Is This Something?

Much like Letterman used to ask, “Is this anything?“,  clients often ask “Is this a trademark?” The answer to that depends on the answers to the following questions:

  1. Is whatever it is connected to the good or service being sold?  Will the customer see your product and the proposed mark together at the time they are buying the product?  If they can’t connect the two together, then no, it isn’t a trademark.
  2. Will the customer see the proposed trademark on the product at a later date and think, “Oh, the same people who made that last time must make this, too!” For example, they see your thing in Walgreens in Platteville then see it at Target in Green Bay, they will think “Yeah, I like that stuff from last time I had it. I’ll buy it again” and have confidence it came from the same source.  If instead, they think “Hmm, peanut butter.  This jar says its creamy, and that’s what I like. Chunky is the worst. Guess I’ll go with this one” and you thought “Creamy” was your mark, then no, it isn’t a trademark. It is a description of your product.
  3. Can people use the proposed mark to distinguish you among the sea of competitors?  Again, your customer is cruising the aisles looking for soap this time.  If all of the boxes of soap look the same, are they going to pick out yours? Or what if yours and someone else’s look awfully similar, are you sure they are putting yours in their cart instead of your competitor?  If you can’t help them distinguish (Go for the green box. Or the bottle has a giant D on it.), how do expect them to pick you? If they can’t use it to Pick Me! Pick Me!, then no, it isn’t a trademark.
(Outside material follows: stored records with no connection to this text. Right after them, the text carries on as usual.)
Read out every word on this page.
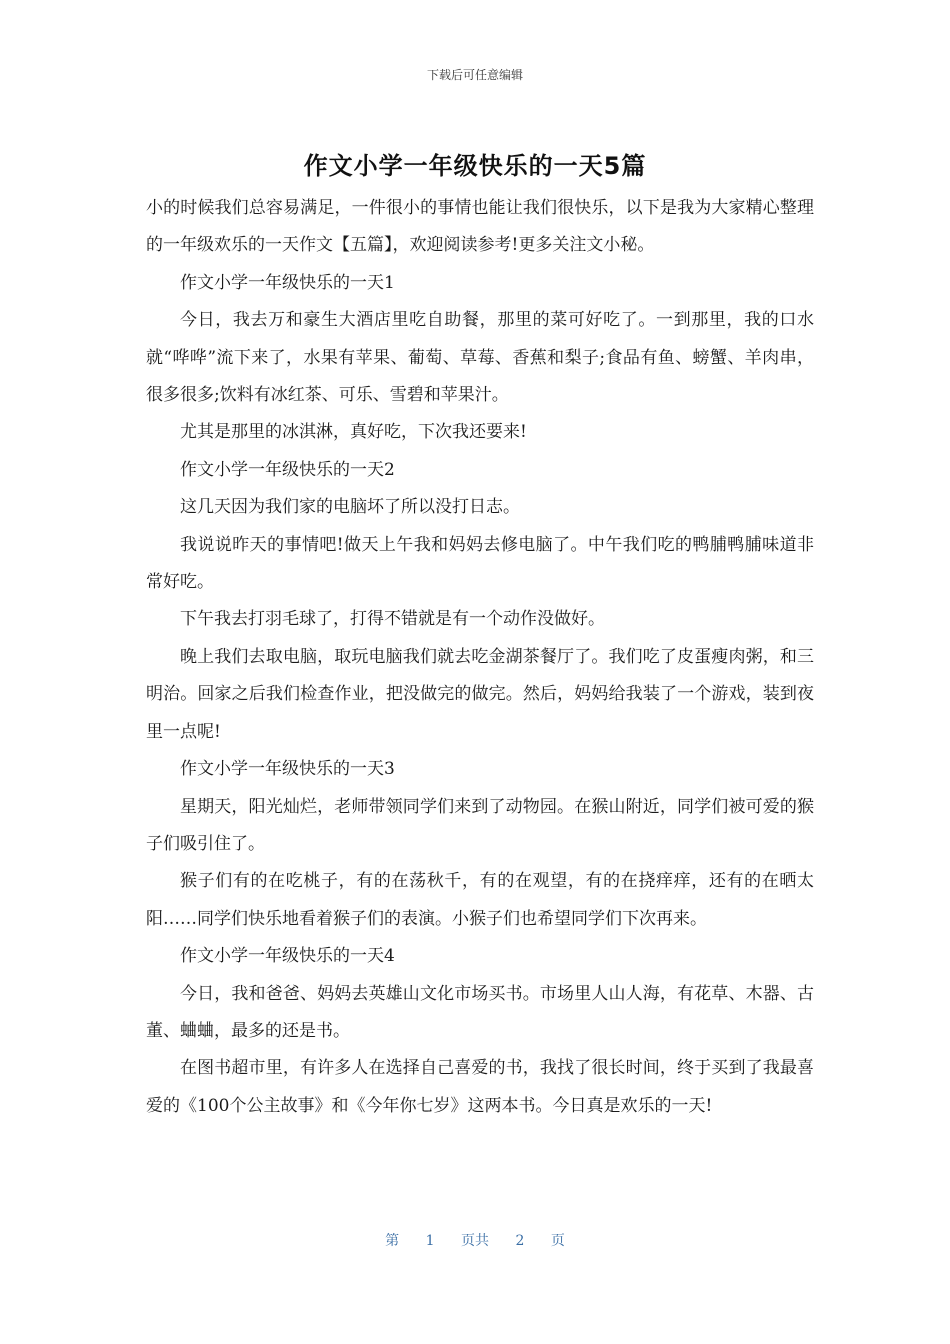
下载后可任意编辑
作文小学一年级快乐的一天5篇

小的时候我们总容易满足，一件很小的事情也能让我们很快乐，以下是我为大家精心整理的一年级欢乐的一天作文【五篇】，欢迎阅读参考!更多关注文小秘。

作文小学一年级快乐的一天1

今日，我去万和豪生大酒店里吃自助餐，那里的菜可好吃了。一到那里，我的口水就“哗哗”流下来了，水果有苹果、葡萄、草莓、香蕉和梨子;食品有鱼、螃蟹、羊肉串，很多很多;饮料有冰红茶、可乐、雪碧和苹果汁。

尤其是那里的冰淇淋，真好吃，下次我还要来!

作文小学一年级快乐的一天2

这几天因为我们家的电脑坏了所以没打日志。

我说说昨天的事情吧!做天上午我和妈妈去修电脑了。中午我们吃的鸭脯鸭脯味道非常好吃。

下午我去打羽毛球了，打得不错就是有一个动作没做好。

晚上我们去取电脑，取玩电脑我们就去吃金湖茶餐厅了。我们吃了皮蛋瘦肉粥，和三明治。回家之后我们检查作业，把没做完的做完。然后，妈妈给我装了一个游戏，装到夜里一点呢!

作文小学一年级快乐的一天3

星期天，阳光灿烂，老师带领同学们来到了动物园。在猴山附近，同学们被可爱的猴子们吸引住了。

猴子们有的在吃桃子，有的在荡秋千，有的在观望，有的在挠痒痒，还有的在晒太阳……同学们快乐地看着猴子们的表演。小猴子们也希望同学们下次再来。

作文小学一年级快乐的一天4

今日，我和爸爸、妈妈去英雄山文化市场买书。市场里人山人海，有花草、木器、古董、蛐蛐，最多的还是书。

在图书超市里，有许多人在选择自己喜爱的书，我找了很长时间，终于买到了我最喜爱的《100个公主故事》和《今年你七岁》这两本书。今日真是欢乐的一天!

第 1 页共 2 页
The fun part is that almost anything allowing those three things to occur can be a trademark.  It can be a color – when you see pink insulation, you think Owens Corning.  It can be a smell –  a chocolate scent at a jewelry store selling Le Vian diamonds.  Don’t forget the iconic shape of Coca-Cola bottle. Of course, logos, slogans and brand names work, too.

Whatever it is, it is what helps your customers call to their spouse while the spouse is at the store, tell them to pick up an item, and the spouse successfully accomplishes the task.  If that can happen, yeah, that’s something.